The discovery is a relief, in that it peoples a time that feels deeply, personally isolating. Yet the syndrome’s description offers the unsettling feel of the chronic; it is hard to know where you stop and where the beast begins, it seems. It is not baggage sheddable via self-actualization. As in alcoholism, or clinical depression, you are the sickness’s home.
***Â
By late spring, I am desperate to feel something that is not this —the crying jags, the feelings of worthlessness, the inability to write. It is after my 33rd birthday, after my book is released, that I look in the mirror to find myself older, the seams around my eyes that used to go slack when I stopped smiling now permanently there. My stomach pulses with acid. A new constellation of acne appears around my jawline and forehead. I begin to lose hair on one, weirdly placed spot on the right side of my head from stress.
I get a therapist and a psychiatrist and a prescription for Wellbutrin. There’s an energy uptick, there’s weight loss. There are less pleasing side effects: a constipation that jives weirdly with the jitters. The *exceedingly* fucked-up Wellbutrin dreams, marked by a disquieting vividness in sensory detail — dreams in which you kill someone and can feel the oiliness of their blood on your hands, for instance.

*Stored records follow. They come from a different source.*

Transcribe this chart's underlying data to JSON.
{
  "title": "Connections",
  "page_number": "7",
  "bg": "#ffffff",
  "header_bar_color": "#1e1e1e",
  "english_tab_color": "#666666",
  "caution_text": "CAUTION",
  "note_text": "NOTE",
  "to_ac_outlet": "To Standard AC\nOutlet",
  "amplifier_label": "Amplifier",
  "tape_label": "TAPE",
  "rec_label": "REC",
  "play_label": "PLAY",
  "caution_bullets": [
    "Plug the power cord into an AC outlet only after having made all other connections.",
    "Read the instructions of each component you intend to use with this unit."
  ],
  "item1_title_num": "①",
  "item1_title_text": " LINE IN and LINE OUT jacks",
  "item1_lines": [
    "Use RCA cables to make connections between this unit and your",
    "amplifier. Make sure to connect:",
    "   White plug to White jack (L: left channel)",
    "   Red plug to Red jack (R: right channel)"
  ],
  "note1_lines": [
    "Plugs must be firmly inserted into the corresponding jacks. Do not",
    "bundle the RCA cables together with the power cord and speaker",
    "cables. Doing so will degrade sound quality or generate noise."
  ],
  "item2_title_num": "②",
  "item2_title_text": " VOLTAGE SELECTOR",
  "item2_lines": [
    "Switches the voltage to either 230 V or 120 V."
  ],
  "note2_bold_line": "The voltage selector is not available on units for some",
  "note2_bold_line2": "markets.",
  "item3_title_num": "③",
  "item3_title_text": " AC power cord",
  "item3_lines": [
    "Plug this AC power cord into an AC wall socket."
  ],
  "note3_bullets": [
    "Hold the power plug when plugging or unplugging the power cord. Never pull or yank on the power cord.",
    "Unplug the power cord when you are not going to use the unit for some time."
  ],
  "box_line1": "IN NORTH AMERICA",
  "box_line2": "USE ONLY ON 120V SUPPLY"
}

It is an unsettling revelation of my own limitations — not of what I can do, but of who I am. I had not before known my true capacity for dealing harm to myself, a capacity that, frighteningly, I can see in others. A whole generation of women, falling on their own stakes.
***Â
Then, something I did not expect happens. I get art from people who have read my book. My main characters, a pair of animated cartoonists, Mel and Sharon. Envisioned.
It felt like I had been speaking in a foreign language for the better part of my life, a barrier of true understanding between myself and everyone I encountered. That private language was funneled into my book, into Sharon and Mel, and now they were finding people who spoke that same language, and this golden lifeline, the oxygen of kinship, was spinning warm and rich out into the world. These sketches are the most beautiful things I have ever seen. When they make me cry, it is the first time in months I am not crying from quiet terror at who I have become.
It was that need to be understood but also the hidden hope that I would come to understand others. It had something to do with the blunted desire with which we all live and slowly becoming accustomed to this deprivation until the deprivation becomes something else, slow-burning and forgiving. Someone’s voice coming out of the darkness; someone else’s, answering.
I can’t wrestle an affirmation out of this experience. Along with the realization that this has stolen from me a year of my life I will never get back, there is the knowledge that I will never be shed of this sense of my own fraudulence, this waxing and waning urge to experience hurt in order to pay, in some sense, for goodness. It’s a thread tying my life together, good striped with sour. There is, however, the hope that this is not all that waits for me. I savor the days when I am bigger than my own sense of shame. And the day I sit in front of my keyboard at long last and begin to write and it feels the way it should — water moving through a clear channel. It, too, feels like oxygen.